Construct and confirm the zero-ETL integration

Full the next steps to create and validate zero-ETL integration:

Step 1: Arrange a connector

Zero-ETL integration, when used with AWS Glue natively supported purposes connectors, offers a simple method to deliver third-party knowledge into an Amazon S3 transactional knowledge lake or Amazon Redshift. Use the next steps to create a ServiceNow knowledge connection:

  1. Open the AWS Glue console.
  2. Within the navigation pane, beneath Knowledge catalog, select Connections.
  3. Select Create Connection.
  4. Within the Create Connection pane, enter ServiceNow in Knowledge Sources.
  5. Select ServiceNow.
  6. Select Subsequent.
  7. For Occasion Title, enter ServiceNowInstance (created as a part of the conditions).
  8. For IAM service position, select the zero_etl_demo_role (created as a part of the conditions).
  9. For Authentication Kind, select the authentication kind that you simply’re utilizing for ServiceNow. On this instance. now we have chosen OAUTH2, which requires the arrange of Software Registries in ServiceNow.
  10. For AWS Secret, select the key zero_etl_demo_secret (created as a part of the conditions).
  11. Select Subsequent.
  12. Within the Connection Properties part, for Title, enter zero_etl_demo_conn.
  13. Select Subsequent.
  14. Select Create connection.

  15. There can be a popup from ServiceNow after you select Create connection. Select Enable.

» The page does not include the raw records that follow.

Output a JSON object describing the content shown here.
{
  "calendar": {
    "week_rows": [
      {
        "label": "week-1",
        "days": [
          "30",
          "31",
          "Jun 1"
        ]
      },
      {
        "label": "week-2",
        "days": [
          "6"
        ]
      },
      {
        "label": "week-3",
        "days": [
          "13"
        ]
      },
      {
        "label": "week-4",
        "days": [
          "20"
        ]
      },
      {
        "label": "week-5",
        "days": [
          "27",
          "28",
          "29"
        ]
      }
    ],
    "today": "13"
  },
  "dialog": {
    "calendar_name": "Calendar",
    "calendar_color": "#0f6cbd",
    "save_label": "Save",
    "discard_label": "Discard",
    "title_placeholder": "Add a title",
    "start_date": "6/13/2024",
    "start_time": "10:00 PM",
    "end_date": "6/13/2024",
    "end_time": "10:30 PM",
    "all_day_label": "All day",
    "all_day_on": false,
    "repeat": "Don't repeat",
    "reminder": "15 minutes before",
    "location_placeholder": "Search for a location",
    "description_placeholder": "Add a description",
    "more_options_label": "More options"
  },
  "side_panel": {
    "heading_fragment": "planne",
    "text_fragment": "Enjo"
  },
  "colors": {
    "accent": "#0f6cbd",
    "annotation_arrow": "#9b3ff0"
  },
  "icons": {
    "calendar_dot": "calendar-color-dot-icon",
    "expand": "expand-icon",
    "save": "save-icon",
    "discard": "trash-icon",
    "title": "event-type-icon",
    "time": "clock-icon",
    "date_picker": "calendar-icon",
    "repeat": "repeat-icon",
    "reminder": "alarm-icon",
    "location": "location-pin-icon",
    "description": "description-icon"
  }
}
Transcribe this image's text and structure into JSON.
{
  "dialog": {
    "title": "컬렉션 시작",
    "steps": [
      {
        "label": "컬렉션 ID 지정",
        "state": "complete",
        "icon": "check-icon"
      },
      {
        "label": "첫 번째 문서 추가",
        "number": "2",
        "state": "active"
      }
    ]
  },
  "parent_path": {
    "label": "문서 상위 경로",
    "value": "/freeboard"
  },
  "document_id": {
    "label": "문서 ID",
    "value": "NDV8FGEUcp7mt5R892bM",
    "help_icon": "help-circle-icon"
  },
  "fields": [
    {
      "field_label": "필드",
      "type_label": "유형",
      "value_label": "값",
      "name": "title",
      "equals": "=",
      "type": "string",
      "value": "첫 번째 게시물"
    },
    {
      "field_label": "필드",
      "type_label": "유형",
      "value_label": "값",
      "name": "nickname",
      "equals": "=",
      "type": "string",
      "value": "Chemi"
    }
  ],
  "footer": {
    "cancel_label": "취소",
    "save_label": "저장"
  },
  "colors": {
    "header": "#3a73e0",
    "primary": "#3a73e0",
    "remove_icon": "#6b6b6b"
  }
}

Step 2: Arrange Zero-ETL integration

After creating the information connection to ServiceNow, use the next steps to create the zero-ETL integration:

  1. Open the AWS Glue console.
  2. Within the navigation pane, beneath Knowledge catalog, select Zero-ETL integrations.
  3. Select Create zero-ETL integration.
  4. Within the Create integration pane, enter ServiceNow in Knowledge Sources.
  5. Select ServiceNow.
  6. Select Subsequent.
  7. For ServiceNow connection, select the information connection created on Step 1—zero_etl_demo_conn.
  8. For Supply IAM position, select the zero_etl_demo_role (from the conditions).
  9. For ServiceNow objects, select the objects you wish to carry out the ingestion managed by zero-ETL integration. For this put up, select downside and incident objects.
  10. For Namespace or Database, select <your database identify>. On this instance, we use the zero_etl_demo_db (from the conditions).
  11. For Goal IAM position, select the zero_etl_demo_role (from the conditions).
  12. Select Subsequent.
  13. For Safety and knowledge encryption, you possibly can select both AWS Managed KMS Key or select a buyer KMS key managed by AWS Key Administration Service. For this put up, select Use AWS managed KMS key.
  14. Within the Integration particulars part, for Title, enter zero-etl-demo-integration.
  15. Select Subsequent.
  16. Assessment the small print and select Create and launch integration.
  17. The newly created integration will present as Energetic in a couple of minute.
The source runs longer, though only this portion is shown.